Raporda incelenen vakaların bir özelliği de kadınların ve avukatlarının yetkilileri harekete geçirmek amacıyla sosyal medyaya başvurmalarıdır. Polis memurları ve hakimler bunun etkili bir yöntem olduğunu kabul ettiler, ancak bu halka açık bir şekilde baskı yapılmadığı sürece yetkililerin harekete geçmek için yeterince duyarlı olmadıkları izlenimine yol açıyor.

Önleyici ve koruyucu tedbir kararlarının etkinliği, mahkemeler tarafından verilen kararların her bir vakaya özgü şekilde mevcut tehlikeye göre uyarlanması ve kararların fiilen

uygulandığından emin olunması için etkili denetim mekanizmalarının varlığına bağlıdır.
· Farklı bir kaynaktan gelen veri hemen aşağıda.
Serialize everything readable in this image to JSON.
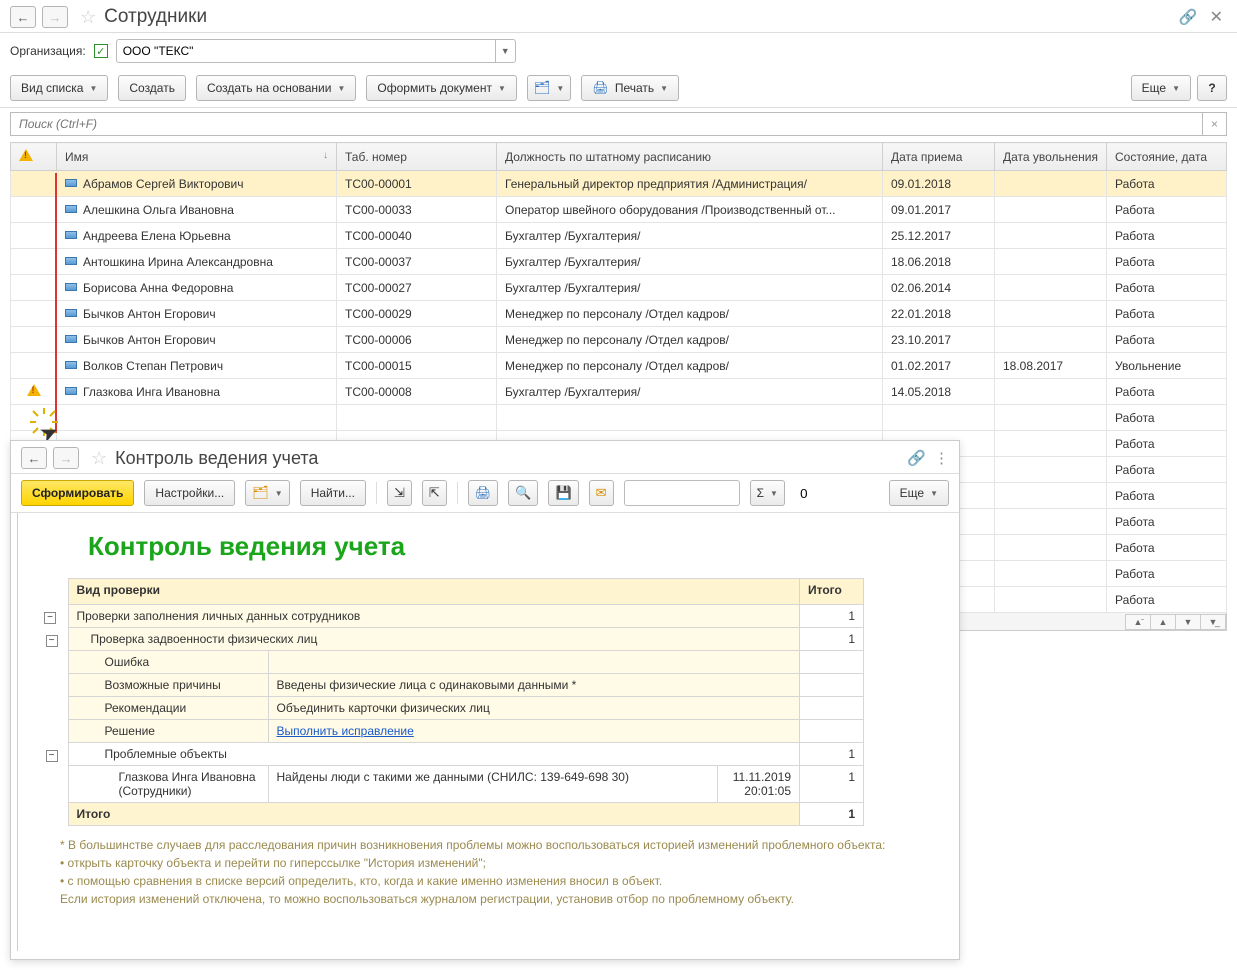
{
  "header": {
    "title": "Сотрудники",
    "org_label": "Организация:",
    "org_value": "ООО \"ТЕКС\""
  },
  "toolbar": {
    "view_type": "Вид списка",
    "create": "Создать",
    "create_based": "Создать на основании",
    "doc": "Оформить документ",
    "print": "Печать",
    "more": "Еще",
    "help": "?"
  },
  "search": {
    "placeholder": "Поиск (Ctrl+F)"
  },
  "columns": {
    "name": "Имя",
    "tab": "Таб. номер",
    "pos": "Должность по штатному расписанию",
    "hire": "Дата приема",
    "fire": "Дата увольнения",
    "state": "Состояние, дата"
  },
  "rows": [
    {
      "warn": false,
      "name": "Абрамов Сергей Викторович",
      "tab": "ТС00-00001",
      "pos": "Генеральный директор предприятия /Администрация/",
      "hire": "09.01.2018",
      "fire": "",
      "state": "Работа",
      "sel": true
    },
    {
      "warn": false,
      "name": "Алешкина Ольга Ивановна",
      "tab": "ТС00-00033",
      "pos": "Оператор швейного оборудования /Производственный от...",
      "hire": "09.01.2017",
      "fire": "",
      "state": "Работа"
    },
    {
      "warn": false,
      "name": "Андреева Елена Юрьевна",
      "tab": "ТС00-00040",
      "pos": "Бухгалтер /Бухгалтерия/",
      "hire": "25.12.2017",
      "fire": "",
      "state": "Работа"
    },
    {
      "warn": false,
      "name": "Антошкина Ирина Александровна",
      "tab": "ТС00-00037",
      "pos": "Бухгалтер /Бухгалтерия/",
      "hire": "18.06.2018",
      "fire": "",
      "state": "Работа"
    },
    {
      "warn": false,
      "name": "Борисова Анна Федоровна",
      "tab": "ТС00-00027",
      "pos": "Бухгалтер /Бухгалтерия/",
      "hire": "02.06.2014",
      "fire": "",
      "state": "Работа"
    },
    {
      "warn": false,
      "name": "Бычков Антон Егорович",
      "tab": "ТС00-00029",
      "pos": "Менеджер по персоналу /Отдел кадров/",
      "hire": "22.01.2018",
      "fire": "",
      "state": "Работа"
    },
    {
      "warn": false,
      "name": "Бычков Антон Егорович",
      "tab": "ТС00-00006",
      "pos": "Менеджер по персоналу /Отдел кадров/",
      "hire": "23.10.2017",
      "fire": "",
      "state": "Работа"
    },
    {
      "warn": false,
      "name": "Волков Степан Петрович",
      "tab": "ТС00-00015",
      "pos": "Менеджер по персоналу /Отдел кадров/",
      "hire": "01.02.2017",
      "fire": "18.08.2017",
      "state": "Увольнение"
    },
    {
      "warn": true,
      "name": "Глазкова Инга Ивановна",
      "tab": "ТС00-00008",
      "pos": "Бухгалтер /Бухгалтерия/",
      "hire": "14.05.2018",
      "fire": "",
      "state": "Работа"
    },
    {
      "warn": false,
      "name": "",
      "tab": "",
      "pos": "",
      "hire": "",
      "fire": "",
      "state": "Работа"
    },
    {
      "warn": false,
      "name": "",
      "tab": "",
      "pos": "",
      "hire": "",
      "fire": "",
      "state": "Работа"
    },
    {
      "warn": false,
      "name": "",
      "tab": "",
      "pos": "",
      "hire": "",
      "fire": "",
      "state": "Работа"
    },
    {
      "warn": false,
      "name": "",
      "tab": "",
      "pos": "",
      "hire": "",
      "fire": "",
      "state": "Работа"
    },
    {
      "warn": false,
      "name": "",
      "tab": "",
      "pos": "",
      "hire": "",
      "fire": "",
      "state": "Работа"
    },
    {
      "warn": false,
      "name": "",
      "tab": "",
      "pos": "",
      "hire": "",
      "fire": "",
      "state": "Работа"
    },
    {
      "warn": false,
      "name": "",
      "tab": "",
      "pos": "",
      "hire": "",
      "fire": "",
      "state": "Работа"
    },
    {
      "warn": false,
      "name": "",
      "tab": "",
      "pos": "",
      "hire": "",
      "fire": "",
      "state": "Работа"
    }
  ],
  "win2": {
    "title": "Контроль ведения учета",
    "form": "Сформировать",
    "settings": "Настройки...",
    "find": "Найти...",
    "more": "Еще",
    "num_value": "0",
    "report_title": "Контроль ведения учета",
    "th_kind": "Вид проверки",
    "th_total": "Итого",
    "r1": "Проверки заполнения личных данных сотрудников",
    "r1_total": "1",
    "r2": "Проверка задвоенности физических лиц",
    "r2_total": "1",
    "err": "Ошибка",
    "reasons_l": "Возможные причины",
    "reasons_v": "Введены физические лица с одинаковыми данными *",
    "rec_l": "Рекомендации",
    "rec_v": "Объединить карточки физических лиц",
    "sol_l": "Решение",
    "sol_v": "Выполнить исправление",
    "probl": "Проблемные объекты",
    "probl_total": "1",
    "obj_name": "Глазкова Инга Ивановна (Сотрудники)",
    "obj_found": "Найдены люди с такими же данными (СНИЛС: 139-649-698 30)",
    "obj_dt1": "11.11.2019",
    "obj_dt2": "20:01:05",
    "obj_total": "1",
    "grand": "Итого",
    "grand_total": "1",
    "note1": "* В большинстве случаев для расследования причин возникновения проблемы можно воспользоваться историей изменений проблемного объекта:",
    "note2": "• открыть карточку объекта и перейти по гиперссылке \"История изменений\";",
    "note3": "• с помощью сравнения в списке версий определить, кто, когда и какие именно изменения вносил в объект.",
    "note4": "Если история изменений отключена, то можно воспользоваться журналом регистрации, установив отбор по проблемному объекту."
  }
}
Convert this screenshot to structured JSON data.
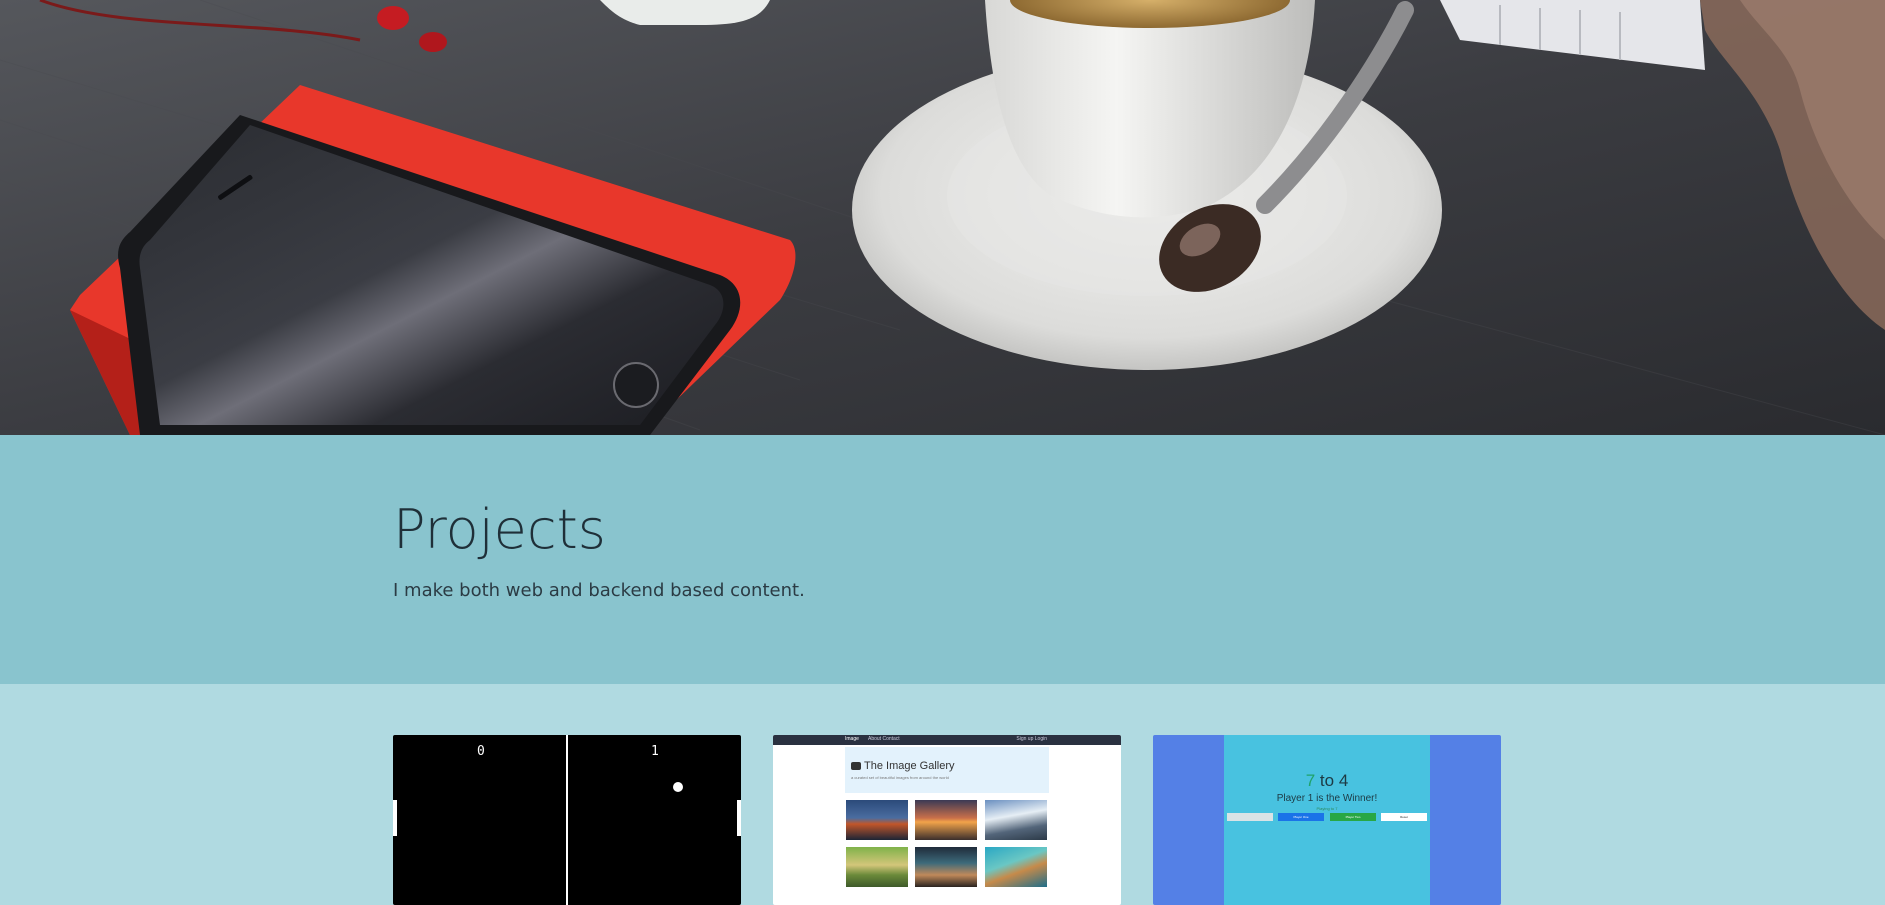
{
  "projects": {
    "title": "Projects",
    "subtitle": "I make both web and backend based content."
  },
  "cards": {
    "pong": {
      "score_left": "0",
      "score_right": "1"
    },
    "gallery": {
      "brand": "Image",
      "nav_left": "About   Contact",
      "nav_right": "Sign up   Login",
      "title": "The Image Gallery",
      "subtitle": "a curated set of beautiful images from around the world"
    },
    "scoreboard": {
      "score_a": "7",
      "score_sep": " to ",
      "score_b": "4",
      "winner_text": "Player 1 is the Winner!",
      "small_text": "Playing to 7",
      "btn_p1": "Player One",
      "btn_p2": "Player Two",
      "btn_reset": "Reset"
    }
  },
  "colors": {
    "band": "#89c4ce",
    "page_bg": "#b0dae1",
    "phone_case": "#e8372b",
    "score_bg": "#5480e6",
    "score_center": "#48c2e0"
  }
}
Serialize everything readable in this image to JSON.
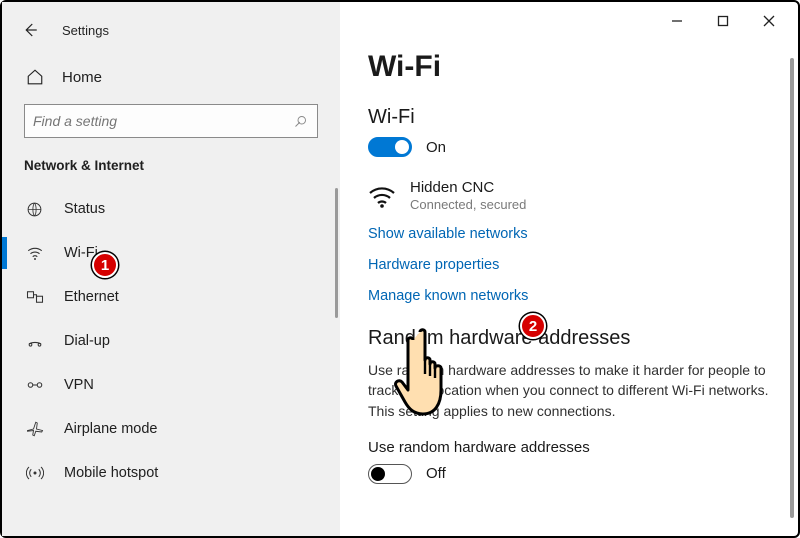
{
  "header": {
    "settings": "Settings",
    "home": "Home"
  },
  "search": {
    "placeholder": "Find a setting"
  },
  "section": "Network & Internet",
  "nav": {
    "status": "Status",
    "wifi": "Wi-Fi",
    "ethernet": "Ethernet",
    "dialup": "Dial-up",
    "vpn": "VPN",
    "airplane": "Airplane mode",
    "hotspot": "Mobile hotspot"
  },
  "main": {
    "title": "Wi-Fi",
    "wifi_label": "Wi-Fi",
    "wifi_state": "On",
    "conn_name": "Hidden CNC",
    "conn_status": "Connected, secured",
    "link_available": "Show available networks",
    "link_hwprops": "Hardware properties",
    "link_manage": "Manage known networks",
    "random_title": "Random hardware addresses",
    "random_desc": "Use random hardware addresses to make it harder for people to track your location when you connect to different Wi-Fi networks. This setting applies to new connections.",
    "random_sublabel": "Use random hardware addresses",
    "random_state": "Off"
  },
  "annotations": {
    "one": "1",
    "two": "2"
  }
}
Aile ve Sosyal Hizmetler Bakanlığı'na bağlı Şiddet Önleme ve İzleme Merkezleri bu

koordinasyon ve denetimden sorumludur. İnsan Hakları İzleme Örgütü'nün İstanbul Şiddet Önleme ve İzleme Merkezi çalışanları veya Bakanlık yetkilileri ile görüşmelerine izin verilmemiştir. Bakanlığın bir sivil toplum örgütüyle diyaloga girme konusundaki

isteksizliği, koruma uygulamasındaki sorunlara çözüm bulmak için gerekli inceleme ve denetim çabalarına sıcak bakmayacağı intibasını uyandırmaktadır.

Şiddet Önleme ve İzleme Merkezleri dokuz yıldır mevcut. Kadın hakları örgütlerinin İnsan Hakları İzleme Örgütü'ne bildirdiği gibi, bu merkezlerde kuşkusuz şiddet mağdurları adına çok büyük çaba sarf ederek çalışan bireyler bulunuyor. Bununla birlikte, bulguları

yayınlamadıkları veya kamuya şeffaf bir şekilde rapor vermedikleri için, merkezlere ismini veren izlemeyi yapıp yapmadıkları belirsizdir. Bu nedenle şiddetin önlenmesindeki kurumsal etkinliklerinin değerlendirilmesi mümkün değildir. Aile ve Sosyal Hizmetler Bakanlığı'nın kadına yönelik şiddetle mücadelede mevcut kurumsal çerçeveyi geliştirmek için siyasi yelpazedeki çeşitli kadın hakları grupları ve sivil toplumla yapıcı bağlar kurması, bu grupların bakanlığın ve ona bağlı merkezlerin faaliyetleri üzerinde eleştirel bir denetim yapabilmesine açık olması gerekmektedir.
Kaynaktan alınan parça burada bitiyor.